The benefits of an acrylic tank over a traditional glass tank are quite appealing; more aquarists are making the switch and crafting beautiful acrylic plexiglass tanks every day. Creating a custom plexiglass tank may at first seem an overwhelming task, but most people can build their dream tank with a few specific supplies, practice and instruction. With a little time and patience, your plexiglass tank can come together to surpass the magnificence and durability of a conventional glass tank.
How to Build Watertight Plexiglass Tanks
Tip: Plastics are at the heart of building materials and products that make DIY projects stronger, lighter and more sustainable. Read more about the latest trends for home improvement solutions.
Decide upon the overall size of your plexiglass tank. You will need to know the exact dimensions to correctly order your pre-cut plexiglass pieces and the amount of acrylic glue and aquarium silicone. If your desired tank size is 13- to 19-inches tall, you must use 3/8-inch thick plexiglass. If your tank is larger than the above mentioned size, use a ½-inch thick plexiglass.

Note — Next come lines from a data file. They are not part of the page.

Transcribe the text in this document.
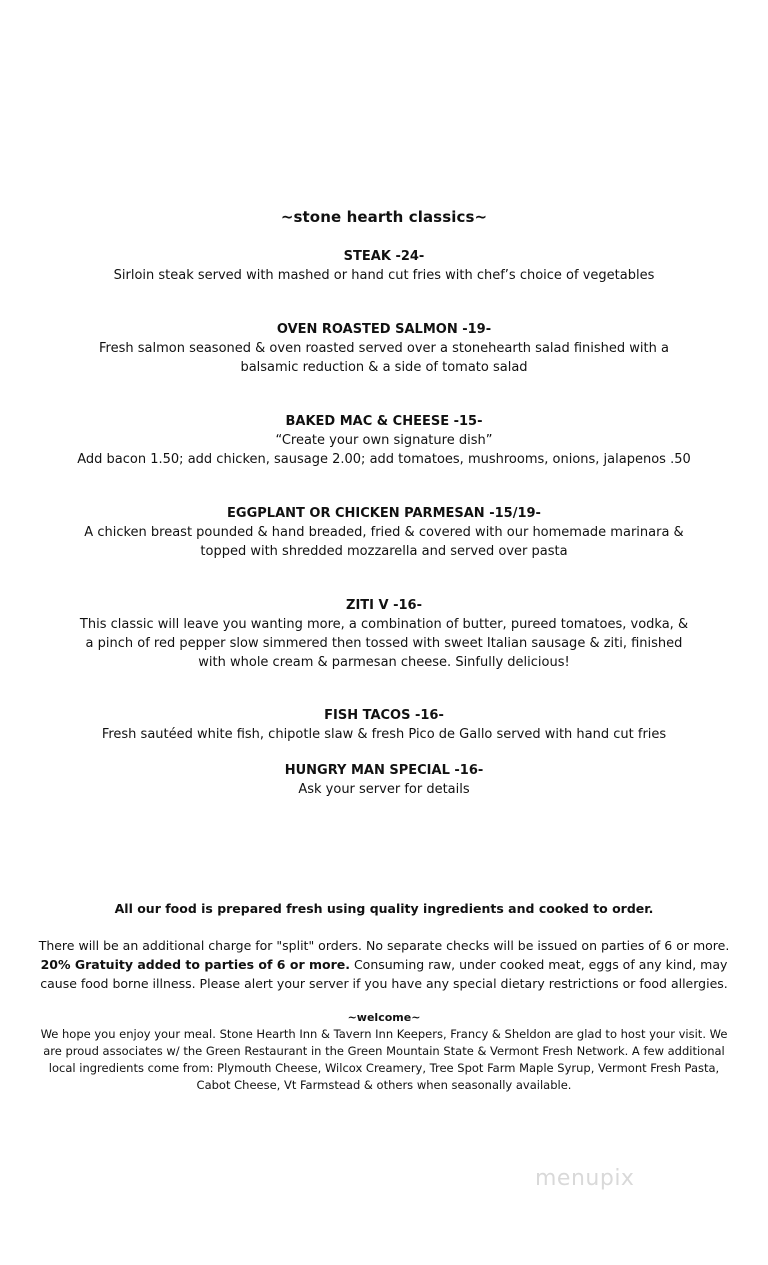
~stone hearth classics~
STEAK -24-
Sirloin steak served with mashed or hand cut fries with chef’s choice of vegetables
OVEN ROASTED SALMON -19-
Fresh salmon seasoned & oven roasted served over a stonehearth salad finished with a
balsamic reduction & a side of tomato salad
BAKED MAC & CHEESE -15-
“Create your own signature dish”
Add bacon 1.50; add chicken, sausage 2.00; add tomatoes, mushrooms, onions, jalapenos .50
EGGPLANT OR CHICKEN PARMESAN -15/19-
A chicken breast pounded & hand breaded, fried & covered with our homemade marinara &
topped with shredded mozzarella and served over pasta
ZITI V -16-
This classic will leave you wanting more, a combination of butter, pureed tomatoes, vodka, &
a pinch of red pepper slow simmered then tossed with sweet Italian sausage & ziti, finished
with whole cream & parmesan cheese. Sinfully delicious!
FISH TACOS -16-
Fresh sautéed white fish, chipotle slaw & fresh Pico de Gallo served with hand cut fries
HUNGRY MAN SPECIAL -16-
Ask your server for details
All our food is prepared fresh using quality ingredients and cooked to order.
There will be an additional charge for "split" orders. No separate checks will be issued on parties of 6 or more.
20% Gratuity added to parties of 6 or more. Consuming raw, under cooked meat, eggs of any kind, may
cause food borne illness. Please alert your server if you have any special dietary restrictions or food allergies.
~welcome~
We hope you enjoy your meal. Stone Hearth Inn & Tavern Inn Keepers, Francy & Sheldon are glad to host your visit. We
are proud associates w/ the Green Restaurant in the Green Mountain State & Vermont Fresh Network. A few additional
local ingredients come from: Plymouth Cheese, Wilcox Creamery, Tree Spot Farm Maple Syrup, Vermont Fresh Pasta,
Cabot Cheese, Vt Farmstead & others when seasonally available.
menupix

Order your cell-cast plexiglass pieces from a trusted plastic and acrylic vendor. Do not try cutting the plexiglass yourself. Allow the plastic and acrylic vendor to cut these pieces to exact size before you pick them up.
Pull the protective layer covering the plexiglass back a few inches. Do not remove this protective cover completely. It will protect the acrylic from potential scratches while you assemble the tank.
Smooth the edges of the plexiglass with a sharp razor or utility blade.
Position and tape all sides to the bottom piece of acrylic with 3- to 4-inch long strips of masking tape. Secure the strips horizontally across the meeting points of the two pieces to hold them in place. Do not push and tape the pieces together too tightly. A small gap must be present to allow the glue to fill the gap between each meeting point to create a leak-proof and strong seal.
Fill your syringe with acrylic glue and gently begin pumping the glue into the seams around the bottom four joints. Allow this glue to dry for at least four hours before continuing. Do not pump any glue into the horizontal joints until the bottom is completely dry.
Turn the tank over on its side and glue the horizontal seams. After another four hours, flip the tank over once more and fill the last joints. Allow another four hours of drying time.
Run a light along the inside of all the meeting points to check for any areas that didn't seal with glue. If you notice any areas that aren't sealed, fill the area with aquarium silicone and allow this area to dry for another four hours. Following these steps will ensure a watertight tank.